Town House Story

Town House

The Italianate brick Town House at 22 Monument Square has been the hub of municipal activity in Concord since 1851. During much of the nineteenth century, it also served as a center of local social, cultural, and political life. For some time after it was constructed, the building was variously referred to as the Town House and the Town Hall, the latter name also used specifically for the large meeting and function room within the Town House.

In 1849, a fire destroyed the Middlesex County Courthouse on the lot just to the northwest of the present Town House site. Although the town had been granted the right to hold town meetings in the large county courtroom since 1721, that privilege was not renewed when the courthouse was rebuilt. As a result, Concord moved quickly to build its own town hall. Funds for it were authorized at town meeting in 1850. Later that year, the town paid John Shepard Keyes $1200 for the property on which his law office stood, and auctioned the superfluous building. In that auction, Keyes bought the building back. He subsequently moved it to Monument Street, where it now stands as no. 15.

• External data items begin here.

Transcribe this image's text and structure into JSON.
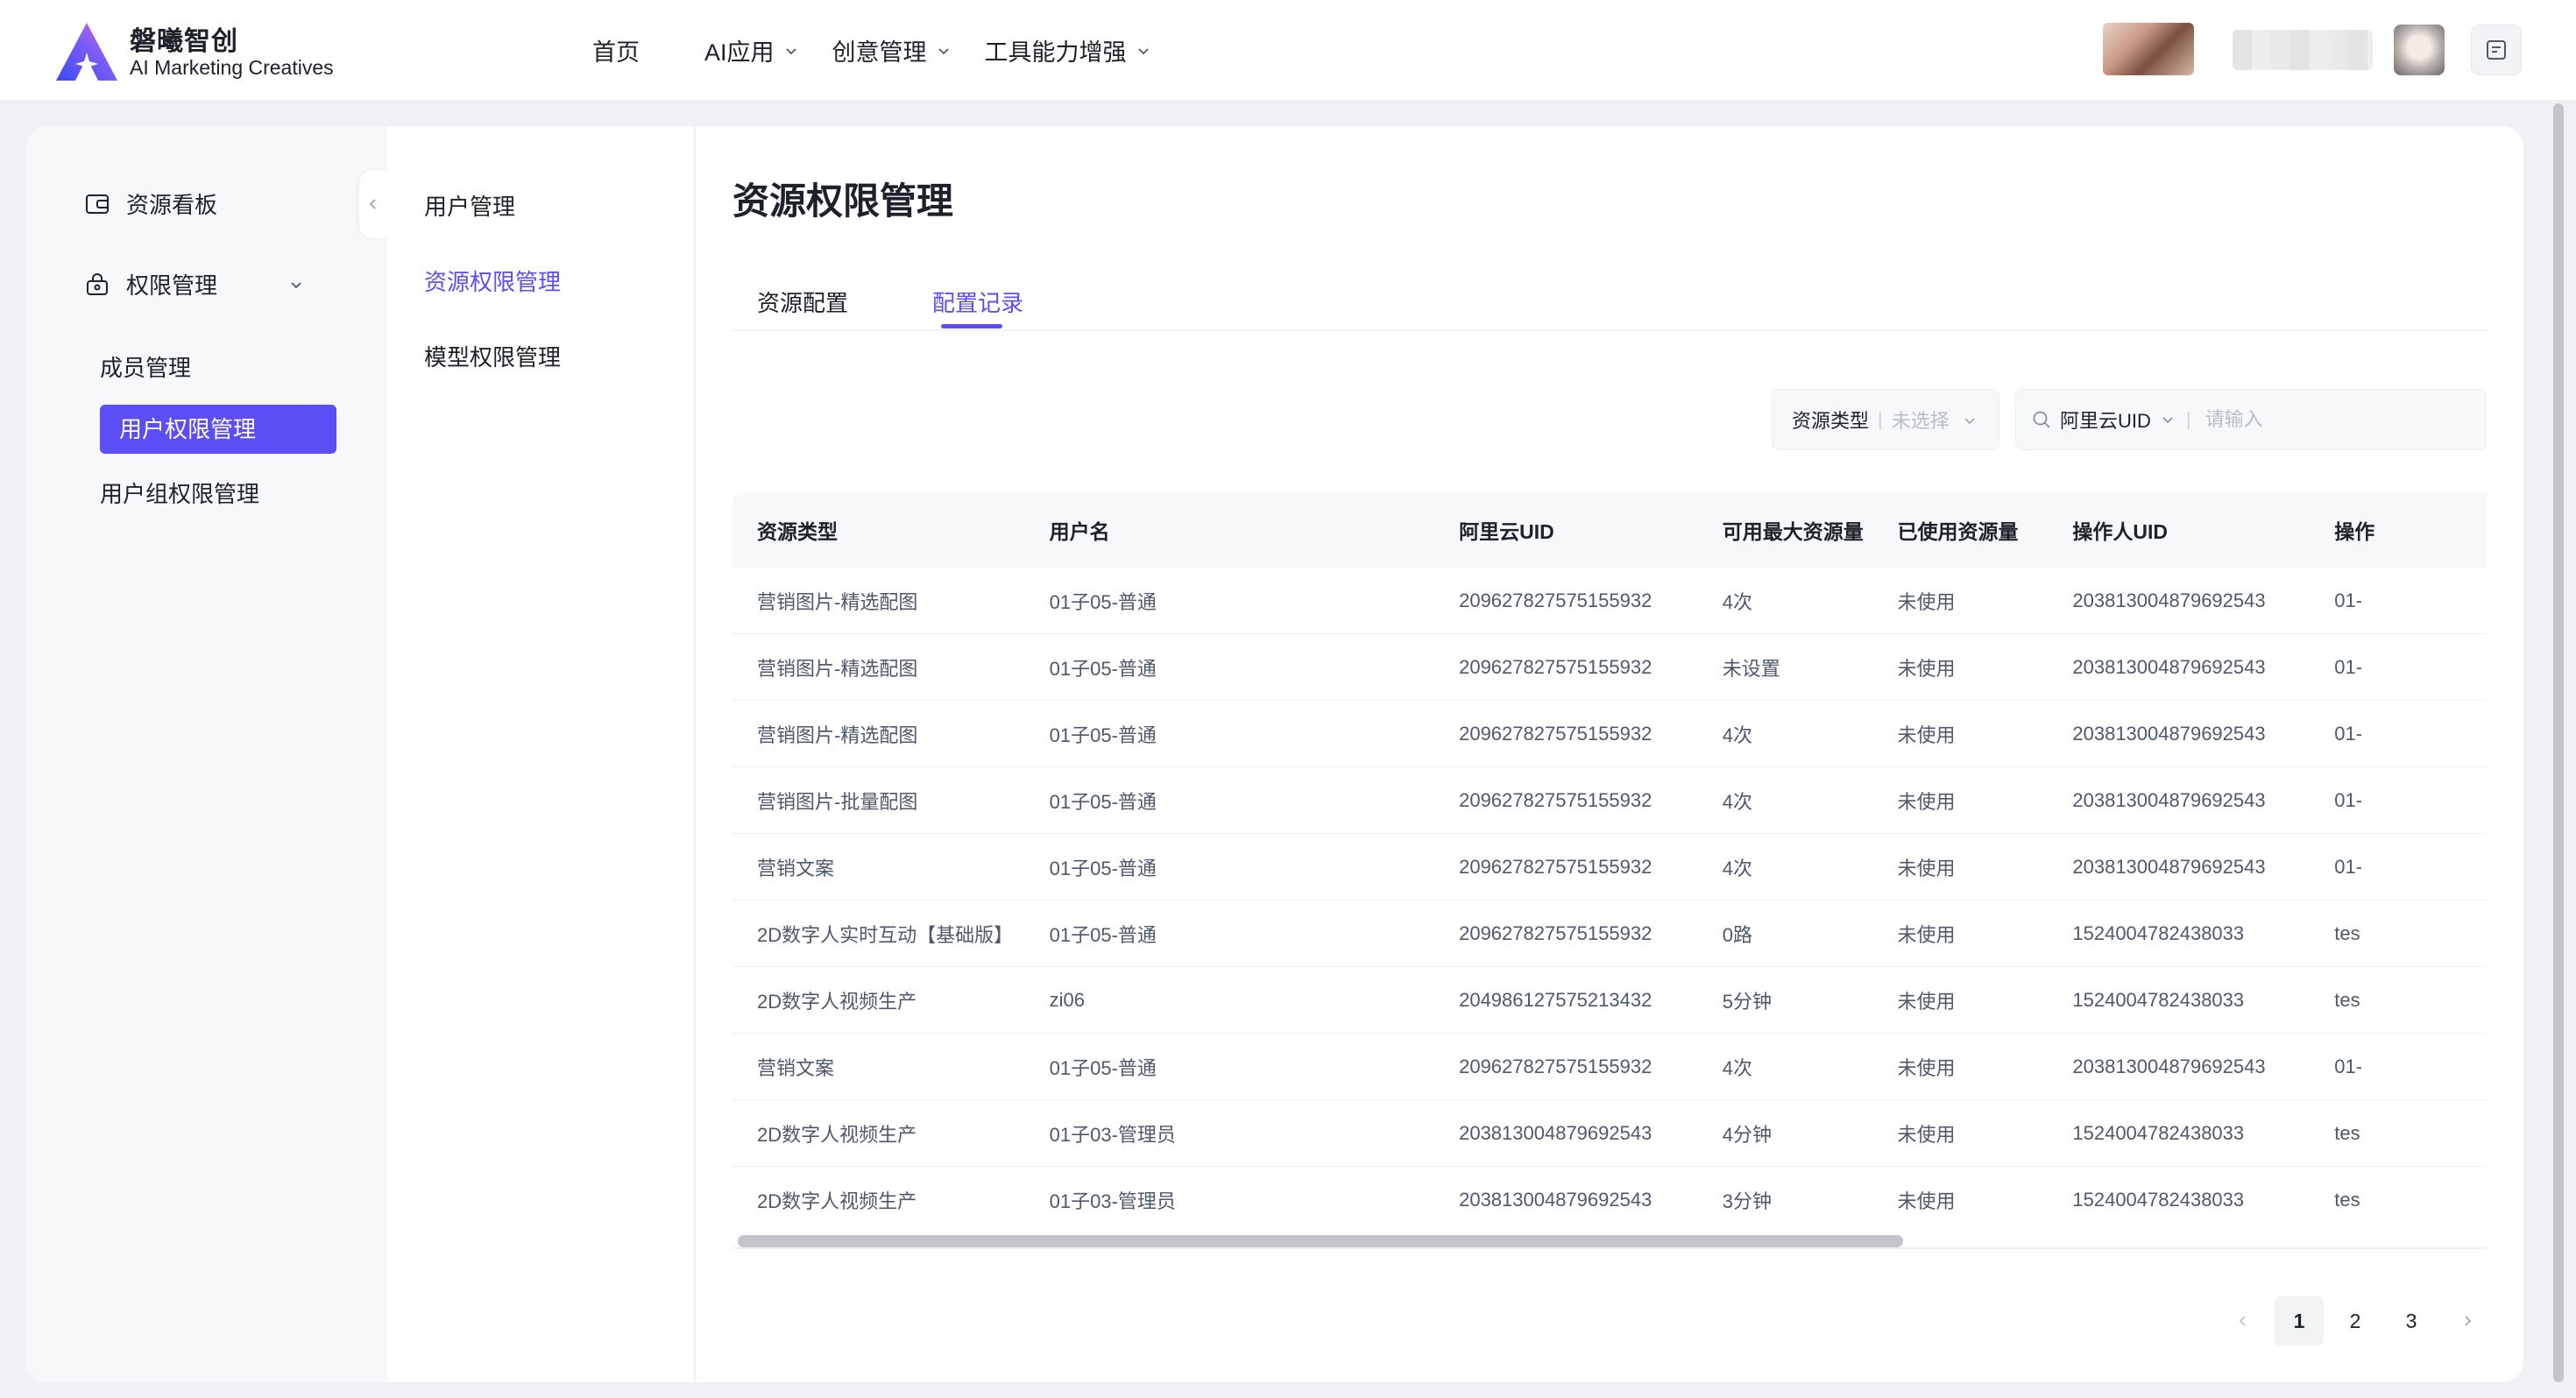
{
  "brand": {
    "name": "磐曦智创",
    "subtitle": "AI Marketing Creatives"
  },
  "topnav": [
    {
      "label": "首页",
      "dropdown": false
    },
    {
      "label": "AI应用",
      "dropdown": true
    },
    {
      "label": "创意管理",
      "dropdown": true
    },
    {
      "label": "工具能力增强",
      "dropdown": true
    }
  ],
  "sidebar": {
    "dashboard": "资源看板",
    "permission": "权限管理",
    "members": "成员管理",
    "user_permission": "用户权限管理",
    "group_permission": "用户组权限管理"
  },
  "subnav": {
    "user_mgmt": "用户管理",
    "resource_perm": "资源权限管理",
    "model_perm": "模型权限管理"
  },
  "page": {
    "title": "资源权限管理",
    "tabs": [
      "资源配置",
      "配置记录"
    ],
    "active_tab": "配置记录"
  },
  "filters": {
    "type_label": "资源类型",
    "type_placeholder": "未选择",
    "search_field": "阿里云UID",
    "search_placeholder": "请输入"
  },
  "table": {
    "columns": [
      "资源类型",
      "用户名",
      "阿里云UID",
      "可用最大资源量",
      "已使用资源量",
      "操作人UID",
      "操作"
    ],
    "rows": [
      [
        "营销图片-精选配图",
        "01子05-普通",
        "209627827575155932",
        "4次",
        "未使用",
        "203813004879692543",
        "01-"
      ],
      [
        "营销图片-精选配图",
        "01子05-普通",
        "209627827575155932",
        "未设置",
        "未使用",
        "203813004879692543",
        "01-"
      ],
      [
        "营销图片-精选配图",
        "01子05-普通",
        "209627827575155932",
        "4次",
        "未使用",
        "203813004879692543",
        "01-"
      ],
      [
        "营销图片-批量配图",
        "01子05-普通",
        "209627827575155932",
        "4次",
        "未使用",
        "203813004879692543",
        "01-"
      ],
      [
        "营销文案",
        "01子05-普通",
        "209627827575155932",
        "4次",
        "未使用",
        "203813004879692543",
        "01-"
      ],
      [
        "2D数字人实时互动【基础版】",
        "01子05-普通",
        "209627827575155932",
        "0路",
        "未使用",
        "1524004782438033",
        "tes"
      ],
      [
        "2D数字人视频生产",
        "zi06",
        "204986127575213432",
        "5分钟",
        "未使用",
        "1524004782438033",
        "tes"
      ],
      [
        "营销文案",
        "01子05-普通",
        "209627827575155932",
        "4次",
        "未使用",
        "203813004879692543",
        "01-"
      ],
      [
        "2D数字人视频生产",
        "01子03-管理员",
        "203813004879692543",
        "4分钟",
        "未使用",
        "1524004782438033",
        "tes"
      ],
      [
        "2D数字人视频生产",
        "01子03-管理员",
        "203813004879692543",
        "3分钟",
        "未使用",
        "1524004782438033",
        "tes"
      ]
    ]
  },
  "pagination": {
    "pages": [
      "1",
      "2",
      "3"
    ],
    "current": "1"
  },
  "colors": {
    "accent": "#5b4ef5",
    "page_bg": "#f0f1f5",
    "sidebar_bg": "#f7f8fa"
  }
}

Under a building committee headed by John M. Cheney, Boston architect Richard Bond was hired to design a new $30,000 town house. (Bond- whose work included Lewis Wharf in Boston - was the designer for at least one other Concord building project, the remodeling and enlargement of the First Parish in 1841.) The plans called for the town meeting hall to fill the second floor of the building, and for town offices, a safe for town records, a room for the Town Library (Concord's first public library), and two schoolrooms - for the high school and the intermediate school - to occupy the first floor. The library was so popular that in 1860 its space was expanded into part of the intermediate school room, and the high school room was divided for the use of both levels. After the high school moved to its own building in the early 1860s, the first floor was used for the armory and a dance hall that could be hired by private parties.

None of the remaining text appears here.